"The oil and gas industry is a lucrative and important component of Alberta’s and Canada’s economy. The industry also carries with it certain unavoidable environmental costs and consequences.”
Those are the opening lines of the Supreme Court ruling in the case of Orphan Well Association v. Grant Thornton Ltd., released on Thursday. The words neatly sum up a dilemma facing the industry – and taxpayers.
Private investors enjoy the profits that can be earned from drilling for oil and gas, but not every company in the industry is carrying the full cost of cleaning up decommissioned wells.
What happens when a company tries to do the corporate equivalent of dining and dashing – eating its fill, but disappearing when the bill arrives?
In theory, that’s not supposed to happen. In theory, the oil and gas industry is regulated on the principle of polluter pay, with each company responsible for its environmental costs.
As the court explains, “Alberta has established a comprehensive cradle-to-grave licensing regime that is binding on companies active in the industry. A company will not be granted the licences that it needs to extract, process or transport oil and gas in Alberta unless it assumes end-of-life responsibilities for plugging and capping oil wells to prevent leaks, dismantling surface structures and restoring the surface to its previous condition.”
That’s how it’s supposed to work. But in practice, there are wrinkles in the law and loopholes in the system, and, as a 2018 investigation by The Globe and Mail found, too many players in the oil patch are slipping through them.
The result is privatized profits but socialized losses. Heads, oil and gas investors win; tails, the taxpayer loses.
The case before the Supreme Court was an example of that problem. The question was whether the trustee of a bankrupt oil and gas company should be allowed to pay creditors by selling off corporation assets, while saddling government – the Alberta Energy Regulator (AER) – with its environmental liabilities. The court wisely ruled that bankruptcy law was not meant to be used in this way.

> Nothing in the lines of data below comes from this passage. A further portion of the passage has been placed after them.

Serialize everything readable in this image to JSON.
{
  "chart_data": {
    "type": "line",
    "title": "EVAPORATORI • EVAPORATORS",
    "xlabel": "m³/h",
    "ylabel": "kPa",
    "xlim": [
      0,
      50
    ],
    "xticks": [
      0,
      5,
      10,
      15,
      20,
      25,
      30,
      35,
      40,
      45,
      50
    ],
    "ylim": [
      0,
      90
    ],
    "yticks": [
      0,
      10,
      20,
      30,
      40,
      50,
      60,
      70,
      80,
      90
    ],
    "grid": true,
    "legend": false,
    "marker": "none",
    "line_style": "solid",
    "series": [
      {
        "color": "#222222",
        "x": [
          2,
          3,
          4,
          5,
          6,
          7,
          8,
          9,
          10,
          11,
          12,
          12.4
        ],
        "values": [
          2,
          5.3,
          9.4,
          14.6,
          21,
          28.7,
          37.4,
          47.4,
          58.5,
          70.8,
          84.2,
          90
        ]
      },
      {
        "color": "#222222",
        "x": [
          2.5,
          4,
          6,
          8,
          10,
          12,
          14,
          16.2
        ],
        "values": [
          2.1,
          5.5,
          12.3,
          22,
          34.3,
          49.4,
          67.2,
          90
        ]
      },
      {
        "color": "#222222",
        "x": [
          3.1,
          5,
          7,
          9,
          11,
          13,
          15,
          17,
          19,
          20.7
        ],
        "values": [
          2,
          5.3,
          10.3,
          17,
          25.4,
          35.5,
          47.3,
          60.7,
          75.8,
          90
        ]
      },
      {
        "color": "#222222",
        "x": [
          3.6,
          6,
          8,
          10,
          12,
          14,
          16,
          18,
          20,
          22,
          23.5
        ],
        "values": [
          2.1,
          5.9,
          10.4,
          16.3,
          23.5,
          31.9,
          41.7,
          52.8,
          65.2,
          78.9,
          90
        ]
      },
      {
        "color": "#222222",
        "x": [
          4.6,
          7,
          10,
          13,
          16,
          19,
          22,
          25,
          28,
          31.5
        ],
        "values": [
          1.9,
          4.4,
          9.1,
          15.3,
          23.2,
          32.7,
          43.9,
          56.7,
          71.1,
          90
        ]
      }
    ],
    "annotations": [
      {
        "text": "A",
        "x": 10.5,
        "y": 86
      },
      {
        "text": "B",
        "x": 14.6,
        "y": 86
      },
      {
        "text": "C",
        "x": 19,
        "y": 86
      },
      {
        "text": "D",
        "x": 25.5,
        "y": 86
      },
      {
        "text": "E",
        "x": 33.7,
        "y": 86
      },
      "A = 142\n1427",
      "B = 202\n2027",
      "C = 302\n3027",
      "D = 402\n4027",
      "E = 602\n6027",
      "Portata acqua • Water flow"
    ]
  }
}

That’s a victory for the polluter-pay principle. But in practice, a bankrupt company may only be able to cover pennies on every dollar of its environmental liabilities. Even the Supreme Court can’t get blood from a stone.
As a result, the court’s decision touches on only part of a larger issue facing the industry – namely, ensuring that taxpayers aren’t stuck with the environmental cleanup costs that are supposed to be borne by well owners. Addressing that is a question for regulators and politicians.
When the corporations behind the wells are going concerns with solid balance sheets, the public is at little risk of being presented with a bill. But this newspaper’s 2018 investigation of the problem of abandoned wells found that, since 2015 in Canada’s three westernmost provinces, at least 140,367 oil and gas wells changed hands. Almost half were transferred to companies with subpar financial status as determined by Alberta’s AER.
“Hustle in the oil patch” was the headline on The Globe investigation, because this isn’t just a case of previously financially sound companies running into trouble. There are many instances of oil-patch assets being sold to small and poorly financed companies that are willing to bet on oil and gas prices rising. But if that doesn’t happen, the new owners don’t have the financial wherewithal to cover the environmental liabilities they have acquired.
That’s privatized profits, socialized losses. And the way the industry is being regulated appears to be encouraging this.
In 2016, the AER toughened its rules, essentially requiring that the value of a company’s assets be at least twice the deemed liabilities upon completion of an acquisition. But the standard has been only loosely enforced. This newspaper found numerous instances of exemptions being granted to financially weak purchasers.
How to fix this? Regulators can insist on the financial viability of well owners. Owners can be forced to pay into a cleanup fund, as is already the case in Alberta, although that fund is significantly under-resourced. Well owners could be asked to post environmental bonds for each well. Regulators have many tools at their disposal.
What is clear is that reforms are needed. As the Supreme Court explained, the system is supposed to be one of polluter pay.